Die eigentlichen Basismaßnahmen der Reanimation (S. 531 folgende) sind gegliedert in die Überschriften Herzdruckmassage und Atemspende. Allerdings findet sich die Angabe über die Frequenz der Thoraxkompression erst zwei Seiten später im Nebensatz des Kapitels über die Atemspende. Ebenfalls ist unter dem Kapitel der Atemspende der Einsatz des halbautomatischen Defibrillators mit Bild erwähnt, während das Kapitel der Defibrillation weitere vier Seiten später unter den erweiterten Maßnahmen beschrieben werden.
Zusammenfassung
Trotz aller Kritik entsteht durch sehr viele anschauliche Skizzen oder Abbildungen ein sehr praxisbezogenes Konzept für einzelne Prozeduren. Die sprachliche Formulierung ist sehr einprägsam, gut lesbar und klar formuliert. Checklisten zur Durchführung erleichtern die Tätigkeit für das Pflegepersonal im Bereich der Anästhesie. Für die Ausbildung in der Fachweiterbildung Anästhesie und Intensivmedizin sollten jedoch die Inhalte der Chirurgie und der Inneren Medizin vertieft und überarbeitet werden.
Aufgrund des praktischen Ansatzes fehlen wissenschaftliche Erkenntnisse oder pathophysiologische Grundlagen. Für Studenten ist mit Hilfe des Buches daher allenfalls ein erstes Schnuppern im Fach Anästhesie möglich, weiterführende Studien sind jedoch erforderlich.
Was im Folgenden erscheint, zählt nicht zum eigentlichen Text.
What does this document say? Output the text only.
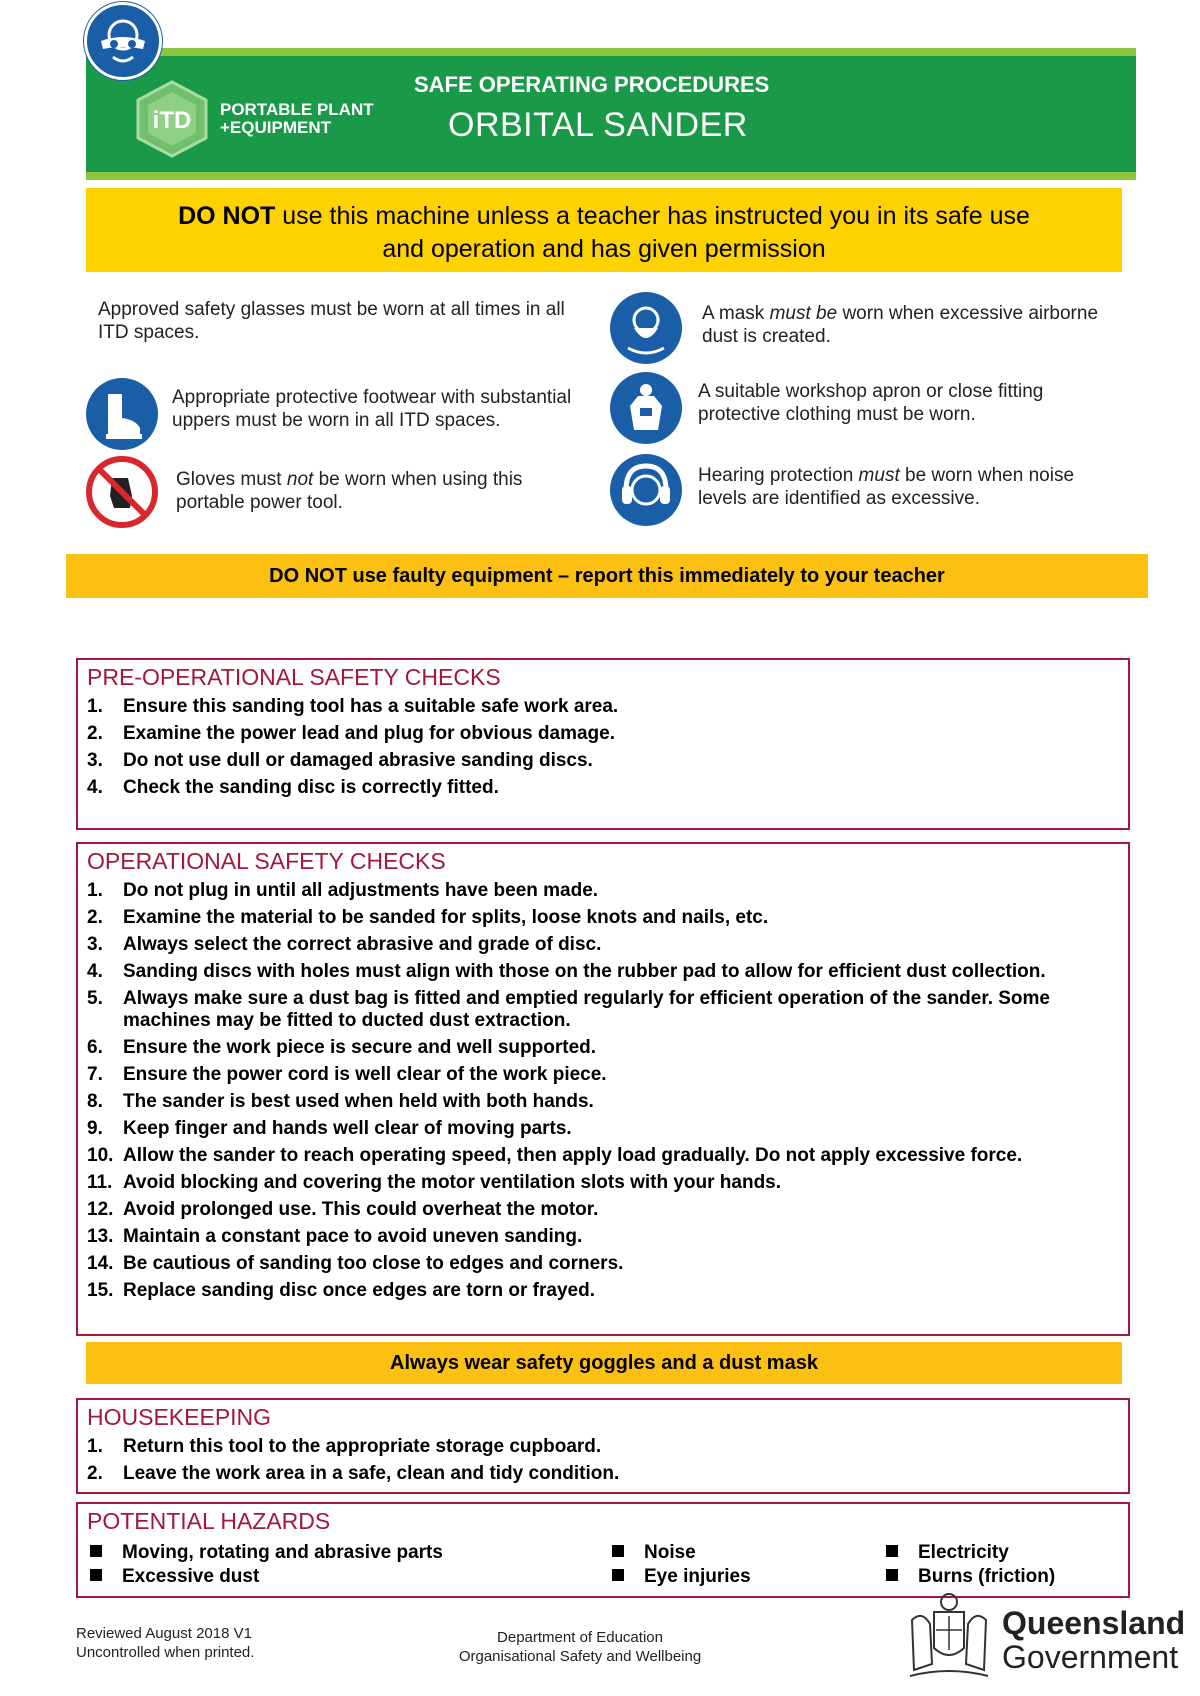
iTD PORTABLE PLANT
+EQUIPMENT
SAFE OPERATING PROCEDURES
ORBITAL SANDER
DO NOT use this machine unless a teacher has instructed you in its safe use
and operation and has given permission
Approved safety glasses must be worn at all times in all ITD spaces.
Appropriate protective footwear with substantial uppers must be worn in all ITD spaces.
Gloves must not be worn when using this portable power tool.
A mask must be worn when excessive airborne dust is created.
A suitable workshop apron or close fitting protective clothing must be worn.
Hearing protection must be worn when noise levels are identified as excessive.
DO NOT use faulty equipment – report this immediately to your teacher
PRE-OPERATIONAL SAFETY CHECKS
1. Ensure this sanding tool has a suitable safe work area.
2. Examine the power lead and plug for obvious damage.
3. Do not use dull or damaged abrasive sanding discs.
4. Check the sanding disc is correctly fitted.
OPERATIONAL SAFETY CHECKS
1. Do not plug in until all adjustments have been made.
2. Examine the material to be sanded for splits, loose knots and nails, etc.
3. Always select the correct abrasive and grade of disc.
4. Sanding discs with holes must align with those on the rubber pad to allow for efficient dust collection.
5. Always make sure a dust bag is fitted and emptied regularly for efficient operation of the sander. Some machines may be fitted to ducted dust extraction.
6. Ensure the work piece is secure and well supported.
7. Ensure the power cord is well clear of the work piece.
8. The sander is best used when held with both hands.
9. Keep finger and hands well clear of moving parts.
10. Allow the sander to reach operating speed, then apply load gradually. Do not apply excessive force.
11. Avoid blocking and covering the motor ventilation slots with your hands.
12. Avoid prolonged use. This could overheat the motor.
13. Maintain a constant pace to avoid uneven sanding.
14. Be cautious of sanding too close to edges and corners.
15. Replace sanding disc once edges are torn or frayed.
Always wear safety goggles and a dust mask
HOUSEKEEPING
1. Return this tool to the appropriate storage cupboard.
2. Leave the work area in a safe, clean and tidy condition.
POTENTIAL HAZARDS
Moving, rotating and abrasive parts	Noise	Electricity
Excessive dust	Eye injuries	Burns (friction)
Reviewed August 2018 V1
Uncontrolled when printed.
Department of Education
Organisational Safety and Wellbeing
Queensland
Government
Insbesondere durch die fehlenden Grundlagen und Studienergebnissen ist es nur bedingt zur Examensvorbereitung geeignet. Ein Nachschlagewerk kann das Buch für junge Assistenten daher nicht ersetzen.
Der aus didaktischer Sicht sinnvolle Ansatz, komplexe Bereiche der Medizin wie Anästhesie, Intensivmedizin und Notfallmedizin mit einfachen Regeln zu beschreiben, sollte daher konsequenter eingehalten werden, um Redundanzen und unbeabsichtigte Widersprüche zu vermeiden.